Si l’on veut lutter contre le fanatisme, il n’y a que deux moyens : développer et favoriser les relations avec les responsables religieux qui refusent ce fanatisme, et réduire autant qu’on le peut les problèmes sociaux sur lesquels s’appuie le recrutement fanatique. Mais ce n’est pas en organisant l’islam qu’on va résoudre le problème de l’intégration.

Certains, dont le ministre de l’Intérieur, proposent de réformer la loi de 1905 pour aider à la construction de mosquées, l’islam n’étant pas présent en métropole à l’époque. Y êtes-vous favorable ?

La loi de 1905 n’a pas figé les rapports entre l’État et les cultes. La jurisprudence a permis l’élaboration d’un corpus juridique qui suffit largement à gérer les questions nouvelles. Pour trouver des réponses concrètes à des questions pratiques, il n’est pas besoin de lancer un débat national à grand spectacle, ce que serait nécessairement une révision de la loi de 1905.

Mais pour les lieux de culte musulman ?

Chacun sait que les collectivités locales ont la capacité d’accorder des facilités pour l’acquisition de terrain, qu’il peut y avoir des prêts garantis à des taux préférentiels. D’autres aides peuvent être imaginées. Après la loi de 1905, les catholiques ont continué de construire des églises en France. Pourquoi les autres religions ne pourraient-elles pas le faire ? Si des aménagements de la loi de 1905 sont nécessaires, ils n’impliquent pas une remise en cause de son équilibre général.

Benoît XVI a pris plusieurs initiatives pour réduire la fracture traditionaliste : création de l’Institut du Bon-Pasteur, décret annoncé sur la messe de saint Pie V. Comment envisagez-vous la mise en œuvre de cette volonté du pape ?

Il y a des années que des croyants qui avaient suivi Mgr Lefebvre sont revenus dans le giron de l’Église romaine, à Paris et ailleurs. Les choses ne sont donc pas si nouvelles. Je constate, ensuite, que l’Institut du Bon-Pasteur rassemble surtout des prêtres qui n’appartenaient plus à la Fraternité Saint-Pie-X. Enfin, il n’y a pas, à ce jour, de décret. Si décret il y a, on verra ce qu’il dit.

Cela étant, la question est : comment essayer de rétablir une véritable communion avec des chrétiens sincères qui, pour diverses raisons, ont jugé que l’Église allait à sa perte ou qu’ils ne pouvaient pas prier autrement que dans la liturgie d’avant Vatican II ?

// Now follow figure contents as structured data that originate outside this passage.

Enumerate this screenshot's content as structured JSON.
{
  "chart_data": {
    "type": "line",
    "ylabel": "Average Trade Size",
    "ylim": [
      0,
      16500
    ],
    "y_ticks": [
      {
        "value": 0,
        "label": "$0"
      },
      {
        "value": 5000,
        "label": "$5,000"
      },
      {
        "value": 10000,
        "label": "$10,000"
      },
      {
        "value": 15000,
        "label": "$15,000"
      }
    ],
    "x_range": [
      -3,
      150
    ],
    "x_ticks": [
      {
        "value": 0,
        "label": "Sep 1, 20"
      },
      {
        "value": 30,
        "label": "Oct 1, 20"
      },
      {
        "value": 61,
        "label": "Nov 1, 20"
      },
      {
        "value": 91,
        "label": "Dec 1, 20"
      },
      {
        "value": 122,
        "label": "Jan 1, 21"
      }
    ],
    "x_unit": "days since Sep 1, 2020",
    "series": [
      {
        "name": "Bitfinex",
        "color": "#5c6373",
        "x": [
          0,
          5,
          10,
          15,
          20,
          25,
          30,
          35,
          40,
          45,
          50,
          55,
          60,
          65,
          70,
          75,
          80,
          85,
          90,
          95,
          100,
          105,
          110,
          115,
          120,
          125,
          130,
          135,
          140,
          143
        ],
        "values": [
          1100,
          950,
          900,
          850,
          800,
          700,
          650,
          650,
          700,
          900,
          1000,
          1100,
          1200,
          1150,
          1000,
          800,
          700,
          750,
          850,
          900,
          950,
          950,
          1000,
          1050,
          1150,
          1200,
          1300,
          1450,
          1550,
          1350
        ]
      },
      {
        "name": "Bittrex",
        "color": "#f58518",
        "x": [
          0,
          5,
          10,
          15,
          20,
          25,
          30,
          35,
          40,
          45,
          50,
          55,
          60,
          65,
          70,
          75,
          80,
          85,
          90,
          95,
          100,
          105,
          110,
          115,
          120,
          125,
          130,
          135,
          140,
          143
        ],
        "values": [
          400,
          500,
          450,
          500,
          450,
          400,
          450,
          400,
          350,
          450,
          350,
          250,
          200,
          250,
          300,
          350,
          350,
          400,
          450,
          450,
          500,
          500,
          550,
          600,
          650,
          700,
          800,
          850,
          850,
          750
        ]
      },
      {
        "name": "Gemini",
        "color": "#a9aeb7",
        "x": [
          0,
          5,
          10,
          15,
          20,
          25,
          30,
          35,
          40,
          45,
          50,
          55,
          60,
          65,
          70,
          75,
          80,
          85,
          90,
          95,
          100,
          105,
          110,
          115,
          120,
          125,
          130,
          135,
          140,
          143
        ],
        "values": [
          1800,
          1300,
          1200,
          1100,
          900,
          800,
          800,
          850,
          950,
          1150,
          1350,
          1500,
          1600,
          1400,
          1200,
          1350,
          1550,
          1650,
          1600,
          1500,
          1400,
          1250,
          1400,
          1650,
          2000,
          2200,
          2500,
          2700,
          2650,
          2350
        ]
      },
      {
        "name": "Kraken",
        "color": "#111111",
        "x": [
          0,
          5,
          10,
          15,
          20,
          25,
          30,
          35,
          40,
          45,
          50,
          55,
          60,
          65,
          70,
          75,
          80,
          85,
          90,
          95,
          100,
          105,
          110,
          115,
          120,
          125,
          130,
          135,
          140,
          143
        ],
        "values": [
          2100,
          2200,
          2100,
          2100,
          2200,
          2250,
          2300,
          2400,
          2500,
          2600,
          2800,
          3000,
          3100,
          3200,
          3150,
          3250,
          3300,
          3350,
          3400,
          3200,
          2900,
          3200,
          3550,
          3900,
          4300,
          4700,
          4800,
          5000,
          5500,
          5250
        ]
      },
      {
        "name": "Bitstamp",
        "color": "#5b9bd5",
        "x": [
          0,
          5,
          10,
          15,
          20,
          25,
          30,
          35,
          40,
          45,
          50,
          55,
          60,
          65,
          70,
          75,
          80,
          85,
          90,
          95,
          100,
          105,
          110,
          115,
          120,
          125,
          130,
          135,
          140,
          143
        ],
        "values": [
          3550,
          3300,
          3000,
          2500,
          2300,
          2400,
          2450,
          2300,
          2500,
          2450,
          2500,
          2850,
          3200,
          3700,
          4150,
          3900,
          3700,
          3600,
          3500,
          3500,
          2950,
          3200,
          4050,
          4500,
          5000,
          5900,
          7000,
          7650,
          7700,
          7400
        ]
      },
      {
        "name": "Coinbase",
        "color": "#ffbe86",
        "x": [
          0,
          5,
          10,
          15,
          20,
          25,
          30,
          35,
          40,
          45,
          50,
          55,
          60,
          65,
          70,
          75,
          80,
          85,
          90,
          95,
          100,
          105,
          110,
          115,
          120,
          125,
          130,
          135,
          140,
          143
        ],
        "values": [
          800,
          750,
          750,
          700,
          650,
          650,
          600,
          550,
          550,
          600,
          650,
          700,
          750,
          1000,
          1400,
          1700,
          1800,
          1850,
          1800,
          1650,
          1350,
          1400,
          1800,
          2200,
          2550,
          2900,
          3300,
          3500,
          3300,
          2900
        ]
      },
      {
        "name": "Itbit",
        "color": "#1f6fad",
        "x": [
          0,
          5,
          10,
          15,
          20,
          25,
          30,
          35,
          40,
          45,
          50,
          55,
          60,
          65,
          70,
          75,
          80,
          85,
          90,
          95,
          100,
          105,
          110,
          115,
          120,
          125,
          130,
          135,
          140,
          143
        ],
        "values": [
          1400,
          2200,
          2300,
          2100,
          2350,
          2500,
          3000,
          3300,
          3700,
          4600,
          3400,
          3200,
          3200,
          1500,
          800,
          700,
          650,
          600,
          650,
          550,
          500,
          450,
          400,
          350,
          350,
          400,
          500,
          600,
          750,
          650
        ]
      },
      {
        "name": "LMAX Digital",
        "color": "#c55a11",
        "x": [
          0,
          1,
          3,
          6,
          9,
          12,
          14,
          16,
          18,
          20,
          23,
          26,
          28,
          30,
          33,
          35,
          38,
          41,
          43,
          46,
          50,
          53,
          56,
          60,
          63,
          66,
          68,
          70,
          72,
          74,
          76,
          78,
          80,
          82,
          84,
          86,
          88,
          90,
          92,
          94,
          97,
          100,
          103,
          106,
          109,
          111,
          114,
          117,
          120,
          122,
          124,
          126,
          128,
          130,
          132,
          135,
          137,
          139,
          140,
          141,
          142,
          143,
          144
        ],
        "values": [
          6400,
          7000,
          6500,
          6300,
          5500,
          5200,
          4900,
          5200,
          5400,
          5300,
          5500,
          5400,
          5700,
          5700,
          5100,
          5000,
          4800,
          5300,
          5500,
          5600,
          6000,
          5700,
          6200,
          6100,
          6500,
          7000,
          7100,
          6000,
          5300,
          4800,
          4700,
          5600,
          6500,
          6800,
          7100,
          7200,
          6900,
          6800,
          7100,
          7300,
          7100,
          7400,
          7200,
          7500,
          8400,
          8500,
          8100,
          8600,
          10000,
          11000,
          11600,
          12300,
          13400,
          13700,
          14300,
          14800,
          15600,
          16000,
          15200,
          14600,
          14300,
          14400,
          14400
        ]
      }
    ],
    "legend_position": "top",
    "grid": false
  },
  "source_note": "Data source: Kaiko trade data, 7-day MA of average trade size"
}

À Paris, nous avons trois églises où la liturgie est célébrée avec le missel d’avant 1962, où ces chrétiens sont bien reçus. Ils sont pour moi des diocésains au même titre que les autres. Nous pourrions, peut-être, avoir une communion plus étroite sur le terrain liturgique par des mesures très simples portant, par exemple, sur les lectures qui sont faites à la messe. Quoi qu’il en soit, s’il y avait, à Paris, une foule de catholiques privés de l’eucharistie parce qu’il n’y aurait pas de messe selon le missel d’avant 1962, la question se poserait autrement. Mais ce n’est pas le cas. Il faut vivre cette question avec mesure et sérénité.

Propos recueillis par Fabrice Madouas et Laurent Dandrieu avec Armel de Sansal.